Força extra à Oposição

Se esperava enfrentar uma oposição desorganizada, desmotivada nas eleições de outubro, o governador Flávio Dino (PCdoB) não tinha noção do estrago que poderia causar o afastamento de seu principal tutor e criador, o ex­-governador José Reinaldo Tavares (sem partido). Independentemente da posição que Tavares vier a adotar na eleição, seu gesto desponta como uma espécie de exortação à força dos que enfrentarão o comunista nas urnas em outubro.

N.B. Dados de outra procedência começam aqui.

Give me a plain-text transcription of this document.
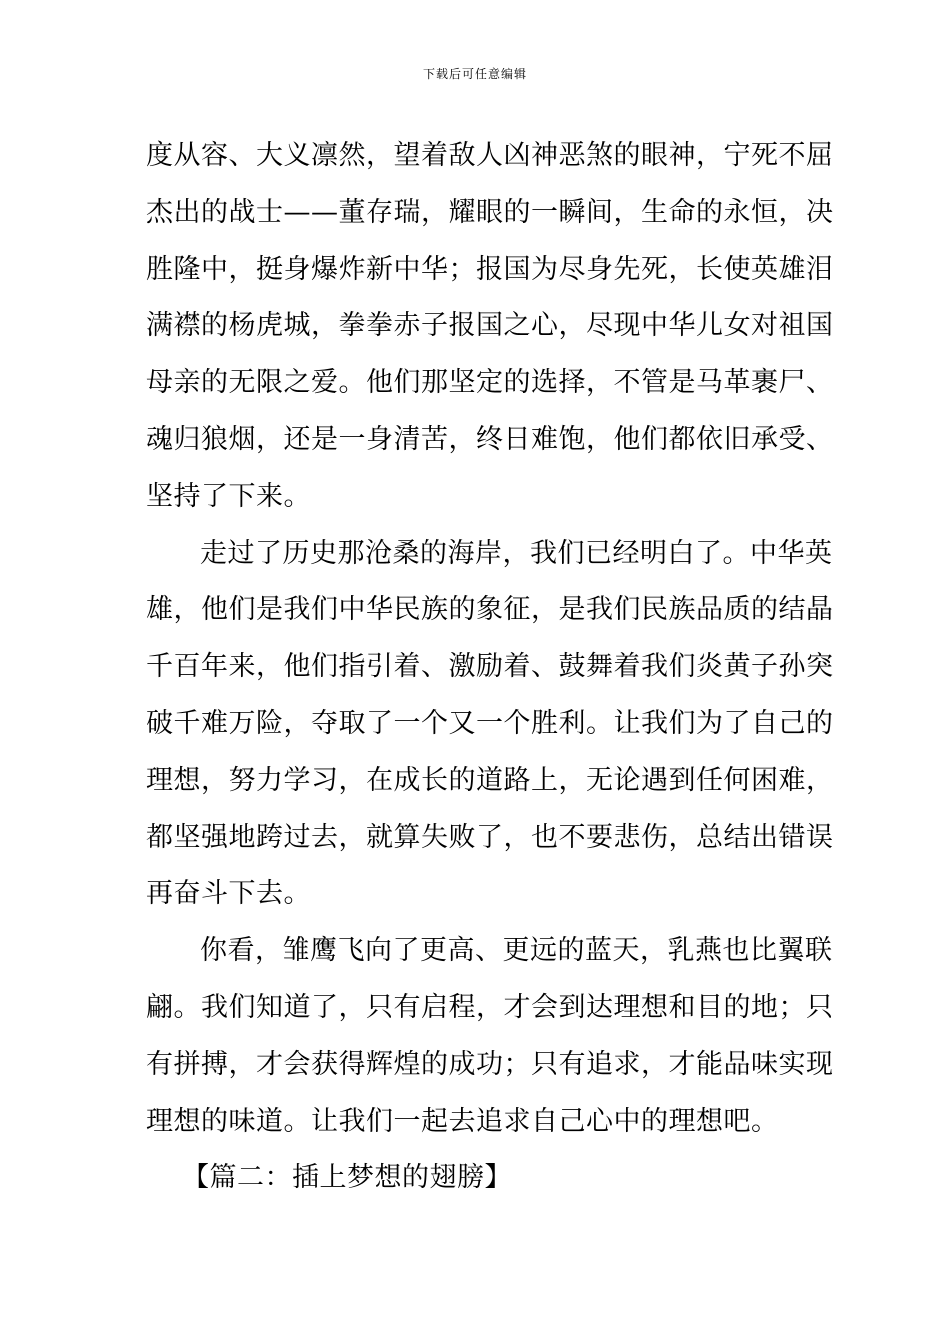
下载后可任意编辑
度从容、大义凛然，望着敌人凶神恶煞的眼神，宁死不屈
杰出的战士——董存瑞，耀眼的一瞬间，生命的永恒，决
胜隆中，挺身爆炸新中华；报国为尽身先死，长使英雄泪
满襟的杨虎城，拳拳赤子报国之心，尽现中华儿女对祖国
母亲的无限之爱。他们那坚定的选择，不管是马革裹尸、
魂归狼烟，还是一身清苦，终日难饱，他们都依旧承受、
坚持了下来。
走过了历史那沧桑的海岸，我们已经明白了。中华英
雄，他们是我们中华民族的象征，是我们民族品质的结晶
千百年来，他们指引着、激励着、鼓舞着我们炎黄子孙突
破千难万险，夺取了一个又一个胜利。让我们为了自己的
理想，努力学习，在成长的道路上，无论遇到任何困难，
都坚强地跨过去，就算失败了，也不要悲伤，总结出错误
再奋斗下去。
你看，雏鹰飞向了更高、更远的蓝天，乳燕也比翼联
翩。我们知道了，只有启程，才会到达理想和目的地；只
有拼搏，才会获得辉煌的成功；只有追求，才能品味实现
理想的味道。让我们一起去追求自己心中的理想吧。
【篇二：插上梦想的翅膀】
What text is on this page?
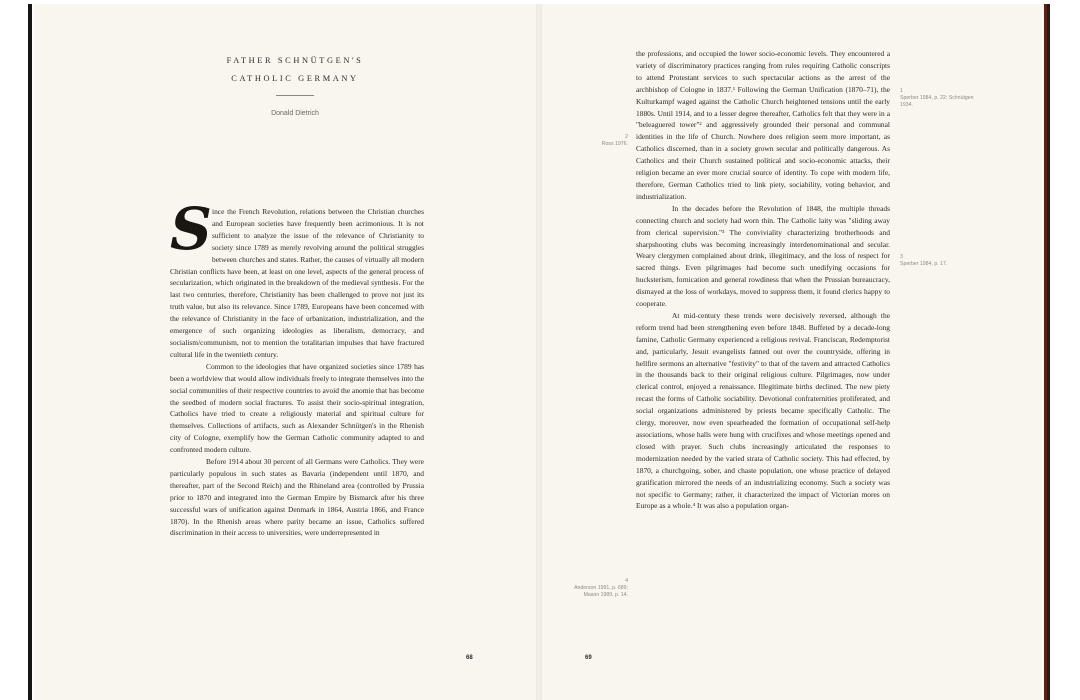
FATHER SCHNÜTGEN'S
CATHOLIC GERMANY
Donald Dietrich

Since the French Revolution, relations between the Christian churches and European societies have frequently been acrimonious. It is not sufficient to analyze the issue of the relevance of Christianity to society since 1789 as merely revolving around the political struggles between churches and states. Rather, the causes of virtually all modern Christian conflicts have been, at least on one level, aspects of the general process of secularization, which originated in the breakdown of the medieval synthesis. For the last two centuries, therefore, Christianity has been challenged to prove not just its truth value, but also its relevance. Since 1789, Europeans have been concerned with the relevance of Christianity in the face of urbanization, industrialization, and the emergence of such organizing ideologies as liberalism, democracy, and socialism/communism, not to mention the totalitarian impulses that have fractured cultural life in the twentieth century.

Common to the ideologies that have organized societies since 1789 has been a worldview that would allow individuals freely to integrate themselves into the social communities of their respective countries to avoid the anomie that has become the seedbed of modern social fractures. To assist their socio-spiritual integration, Catholics have tried to create a religiously material and spiritual culture for themselves. Collections of artifacts, such as Alexander Schnütgen's in the Rhenish city of Cologne, exemplify how the German Catholic community adapted to and confronted modern culture.

Before 1914 about 30 percent of all Germans were Catholics. They were particularly populous in such states as Bavaria (independent until 1870, and thereafter, part of the Second Reich) and the Rhineland area (controlled by Prussia prior to 1870 and integrated into the German Empire by Bismarck after his three successful wars of unification against Denmark in 1864, Austria 1866, and France 1870). In the Rhenish areas where parity became an issue, Catholics suffered discrimination in their access to universities, were underrepresented in

the professions, and occupied the lower socio-economic levels. They encountered a variety of discriminatory practices ranging from rules requiring Catholic conscripts to attend Protestant services to such spectacular actions as the arrest of the archbishop of Cologne in 1837.¹ Following the German Unification (1870–71), the Kulturkampf waged against the Catholic Church heightened tensions until the early 1880s. Until 1914, and to a lesser degree thereafter, Catholics felt that they were in a "beleaguered tower"² and aggressively grounded their personal and communal identities in the life of Church. Nowhere does religion seem more important, as Catholics discerned, than in a society grown secular and politically dangerous. As Catholics and their Church sustained political and socio-economic attacks, their religion became an ever more crucial source of identity. To cope with modern life, therefore, German Catholics tried to link piety, sociability, voting behavior, and industrialization.

In the decades before the Revolution of 1848, the multiple threads connecting church and society had worn thin. The Catholic laity was "sliding away from clerical supervision."³ The conviviality characterizing brotherhoods and sharpshooting clubs was becoming increasingly interdenominational and secular. Weary clergymen complained about drink, illegitimacy, and the loss of respect for sacred things. Even pilgrimages had become such unedifying occasions for hucksterism, fornication and general rowdiness that when the Prussian bureaucracy, dismayed at the loss of workdays, moved to suppress them, it found clerics happy to cooperate.

At mid-century these trends were decisively reversed, although the reform trend had been strengthening even before 1848. Buffeted by a decade-long famine, Catholic Germany experienced a religious revival. Franciscan, Redemptorist and, particularly, Jesuit evangelists fanned out over the countryside, offering in hellfire sermons an alternative "festivity" to that of the tavern and attracted Catholics in the thousands back to their original religious culture. Pilgrimages, now under clerical control, enjoyed a renaissance. Illegitimate births declined. The new piety recast the forms of Catholic sociability. Devotional confraternities proliferated, and social organizations administered by priests became specifically Catholic. The clergy, moreover, now even spearheaded the formation of occupational self-help associations, whose halls were hung with crucifixes and whose meetings opened and closed with prayer. Such clubs increasingly articulated the responses to modernization needed by the varied strata of Catholic society. This had effected, by 1870, a churchgoing, sober, and chaste population, one whose practice of delayed gratification mirrored the needs of an industrializing economy. Such a society was not specific to Germany; rather, it characterized the impact of Victorian mores on Europe as a whole.⁴ It was also a population organ-

1
Sperber 1984, p. 22; Schnütgen 1934.
2
Ross 1976.
3
Sperber 1984, p. 17.
4
Anderson 1991, p. 689; Mason 1989, p. 14.
68	69
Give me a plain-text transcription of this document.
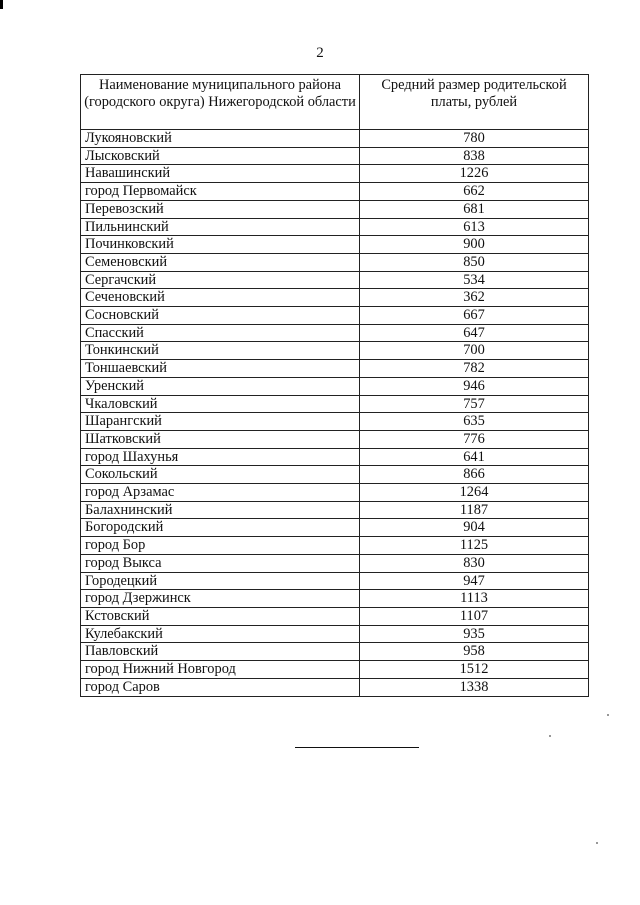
2
Наименование муниципального района (городского округа) Нижегородской области	Средний размер родительской платы, рублей
Лукояновский	780
Лысковский	838
Навашинский	1226
город Первомайск	662
Перевозский	681
Пильнинский	613
Починковский	900
Семеновский	850
Сергачский	534
Сеченовский	362
Сосновский	667
Спасский	647
Тонкинский	700
Тоншаевский	782
Уренский	946
Чкаловский	757
Шарангский	635
Шатковский	776
город Шахунья	641
Сокольский	866
город Арзамас	1264
Балахнинский	1187
Богородский	904
город Бор	1125
город Выкса	830
Городецкий	947
город Дзержинск	1113
Кстовский	1107
Кулебакский	935
Павловский	958
город Нижний Новгород	1512
город Саров	1338
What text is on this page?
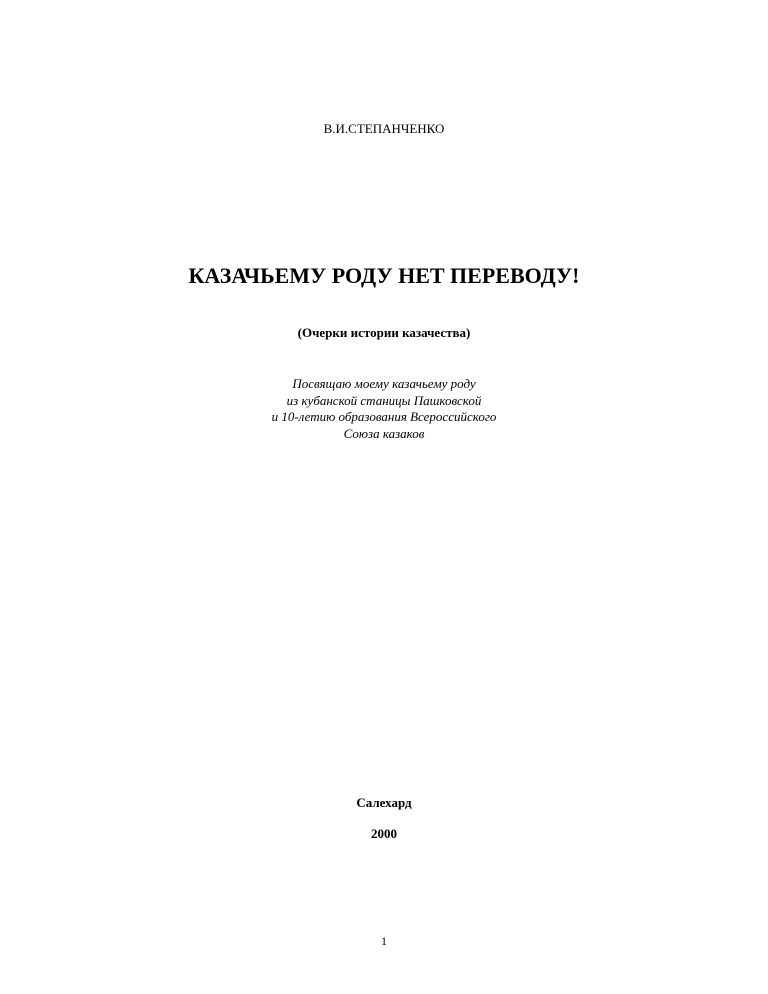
В.И.СТЕПАНЧЕНКО
КАЗАЧЬЕМУ РОДУ НЕТ ПЕРЕВОДУ!
(Очерки истории казачества)
Посвящаю моему казачьему роду
из кубанской станицы Пашковской
и 10-летию образования Всероссийского
Союза казаков
Салехард
2000
1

Desde o anúncio do rompimento do ex­-governador, lideranças de oposição passaram a conversar entre si, reunir­-se em articulações mil e a projetar cenários capazes de vislumbrar uma vitória contra o atual ocupante do Palácio dos Leões.

E nem mesmo um recuo de José Reinaldo ­ há quem ainda alimente esta hipótese ­ será capaz de amenizar os estragos causados na seara comunista, que resultaram em um “deus nos acuda” desde que a mídia anunciou seu afastamento.

Flávio Dino enfrentaria a ex­-governadora Roseana Sarney (MDB), o senador Roberto Rocha (PSDB), os ex-­deputados Maura Jorge (Pode) e Ricardo Murad (PRP), além de, provavelmente, o deputado Eduardo Braide (PMN), com cada um buscando ocupar seus espaços de forma isolada. Agora, todos têm a mesma percepção da fragilização comunista neste atual momento.

E vão para a disputa com gás renovado, cada um em sua faixa de atuação eleitoral.